Published: 14 January 2022
Last updated: 4 March 2024
DEBORAH STONE: A major factor in enabling misconduct is the problematic impulse to conceal its existence. Concern for reputation must not trump transparency
WHILE CHOOSING A school for her daughter, about five years ago, a friend of mine asked the principal of a large Jewish school to outline the school’s bullying policy.
“You don’t need to worry about that,” replied the principal. “We don’t have bullying here.”
The school was promptly and wisely crossed off the parent’s list. Only the most naïve parent would believe such a claim. The principal was either woefully out of touch with the realities of school life or deliberately presenting an impossibly rosy picture to a prospective paying customer. Neither is an indication of a healthy institution.

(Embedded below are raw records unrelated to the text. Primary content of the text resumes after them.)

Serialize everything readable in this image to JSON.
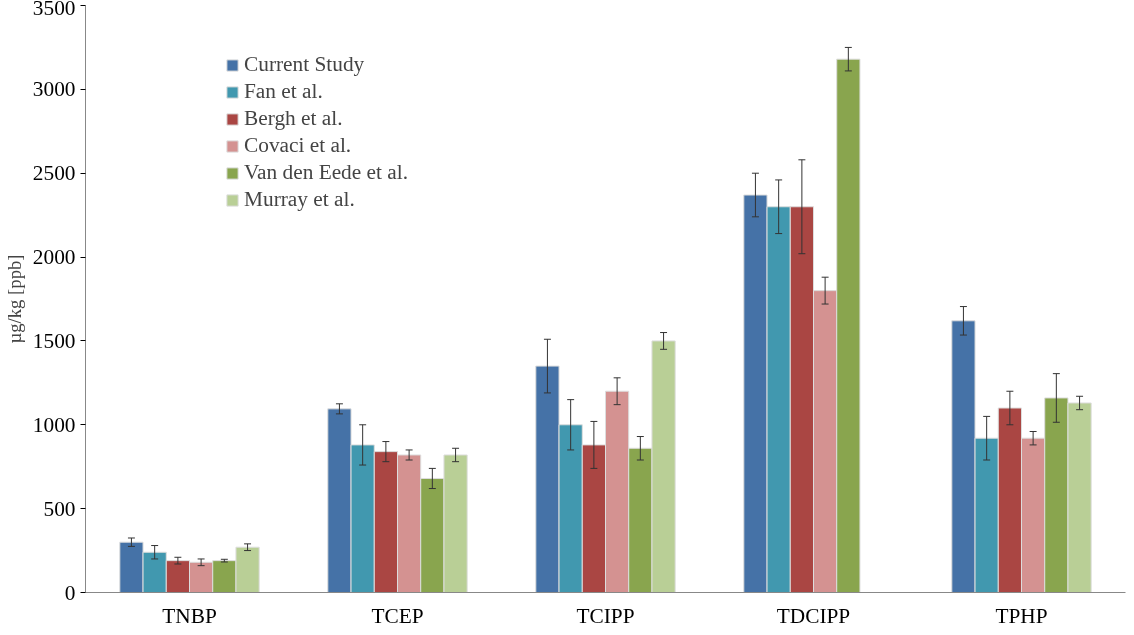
{
  "chart_data": {
    "type": "bar",
    "ylabel": "µg/kg [ppb]",
    "categories": [
      "TNBP",
      "TCEP",
      "TCIPP",
      "TDCIPP",
      "TPHP"
    ],
    "ylim": [
      0,
      3500
    ],
    "yticks": [
      0,
      500,
      1000,
      1500,
      2000,
      2500,
      3000,
      3500
    ],
    "grid": false,
    "legend": "top left",
    "series": [
      {
        "name": "Current Study",
        "color": "#4572a7",
        "values": [
          300,
          1095,
          1350,
          2370,
          1620
        ],
        "errors": [
          25,
          30,
          160,
          130,
          85
        ]
      },
      {
        "name": "Fan et al.",
        "color": "#4198af",
        "values": [
          240,
          880,
          1000,
          2300,
          920
        ],
        "errors": [
          40,
          120,
          150,
          160,
          130
        ]
      },
      {
        "name": "Bergh et al.",
        "color": "#aa4643",
        "values": [
          190,
          840,
          880,
          2300,
          1100
        ],
        "errors": [
          20,
          60,
          140,
          280,
          100
        ]
      },
      {
        "name": "Covaci et al.",
        "color": "#d49291",
        "values": [
          180,
          820,
          1200,
          1800,
          920
        ],
        "errors": [
          20,
          30,
          80,
          80,
          40
        ]
      },
      {
        "name": "Van den Eede et al.",
        "color": "#89a54e",
        "values": [
          190,
          680,
          860,
          3180,
          1160
        ],
        "errors": [
          8,
          60,
          70,
          70,
          145
        ]
      },
      {
        "name": "Murray et al.",
        "color": "#b9cf96",
        "values": [
          270,
          820,
          1500,
          null,
          1130
        ],
        "errors": [
          20,
          40,
          50,
          null,
          40
        ]
      }
    ]
  }
}
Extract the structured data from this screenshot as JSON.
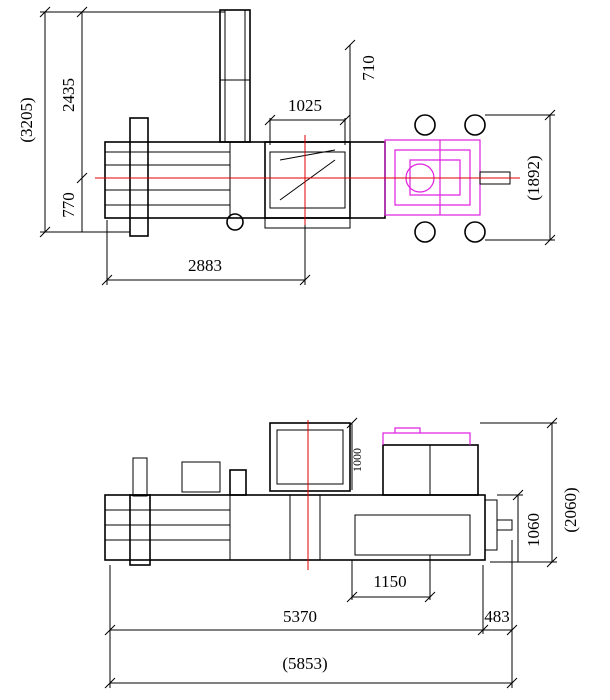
{
  "top_view": {
    "overall_length_height": "(3205)",
    "cylinder_length": "2435",
    "center_offset": "770",
    "hopper_width": "1025",
    "power_unit_offset": "710",
    "power_unit_width": "(1892)",
    "body_length": "2883"
  },
  "side_view": {
    "hopper_height": "1000",
    "overall_height": "(2060)",
    "body_height": "1060",
    "chamber_length": "1150",
    "machine_length": "5370",
    "extension_length": "483",
    "overall_length": "(5853)"
  }
}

Unfortunately, the tendency to present our communal institutions as immune from the usual social ills is strong within the Jewish community.
It came under the spotlight last month when The Age reported a case of teacher misconduct. Such cases are always upsetting, but there was an additional issue of concern on this occasion.
The Age reported that Mount Scopus principal Rabbi James Kennard had announced the departure of the teacher with a disingenuous email stating he had “resigned, due to personal reasons” and thanking him for his “great contribution to the college over 23 years”.
Only after the inevitable grapevine spread the information that an independent investigation had substantiated a current allegation and had prompted past students to come forward with similar allegations, did Rabbi Kennard notify the school community about the concerns.
According to the Age, “at least 10 women have accused the former senior teacher of misconduct towards them, when they were students”.
Rabbi Kennard said the case had been reported immediately to the Victorian Commission for Children and Young People.
Cases of bullying, abuse and impropriety can occur anywhere, but certain structures make them more likely. A major factor in enabling misconduct is the understandable but problematic impulse to conceal its existence.
The Jewish community is justifiably proud of its many fine organisations, and perhaps most of all its school system, which regularly generates not only some of the top academic results in the country but also produces graduates with strong values, deep cultural attachment and an intense sense of community.
Pride in our institutions can blind us to their weak spots. Even the best barrels have bad apples: the question is what we do when we find them.
But pride in our institutions can blind us to their weak spots. Even the best barrels have bad apples: the question is what we do when we find them.
Jewish day schools are highly competitive, client-focused organisations. On the one hand, that competition can make them prepared to go the extra distance to meet the individual needs of students and to respond to parental concerns.
On the other hand, selling education through customer focus is not always in the best interests of students. Parent-pleasing doesn’t always give children the distance they need to develop. Attention to how a school is perceived by current and potential customers is a barrier to acknowledging and addressing problems.
A superficial and short-term focus on reputation is a foolish, damaging and dangerous strategy. It is foolish because it doesn’t work. In a community where information spread is efficient and impossible to control, it was always inevitable that the reason a Scopus teacher had left would become widely known.
It is damaging because everything a school does has an educative outcome, whether intentionally or otherwise. The response to a misconduct case must demonstrate a school’s commitment to rooting out offenders. Anything less will educate students - and teachers - in the opposite.
It is dangerous because we know abuse and bullying thrive, paradoxically, in situations where institutions fail to acknowledge their existence.
Schools, and religious schools, in particular, are vulnerable places because they are places where adults have power over children and therefore the opportunity to misuse it.
Throw reputational concerns into the mix, and the dangers increase. As the Report of the Royal Commission into Institutional Responses to Child Sexual Abuse noted, “an institution that prioritises its reputation over the care and safety of children creates barriers for victims to disclose harm and for bystanders to report concerns.”
The Jewish community has not suffered from the widespread cases of misconduct, physical or sexual abuse seen in some other religious frameworks, notably the Catholic system. We are a less hierarchical religion, we have a healthier attitude to – at least heterosexual – sex, and we have a culture that teaches our children to ask questions and speak up.
But we are not immune. In recent years allegations of misconduct of various kinds have been made against individuals in several Jewish schools or communal organisations.
The response to a misconduct case must demonstrate a school’s commitment to rooting out offenders. Anything less will educate students - and teachers - in the opposite.
The most extreme cases – those which have reached the criminal courts – have occurred in ultra-Orthodox sections of Melbourne’s Jewish community, which have stronger power structures and more of a culture of submission and shame.
Shame is always a problematic emotion, but it is particularly unhelpful as an organisational response to misconduct because it aggravates the pressure towards secrecy.
In the Jewish community, the pressure to guard institutional reputation is aggravated by fear of the non-Jewish response to anything that makes Jews imperfect citizens. Keeping under the radar has become a Jewish habit in a hostile world.
But misconduct in relation to children is not a situation where no news is good news. Whether it is schoolyard bullying, teacher impropriety or sustained exploitation, abuse happens. The appropriate response is relief a case has come to light, frank disclosure, and renewed efforts to minimise future cases.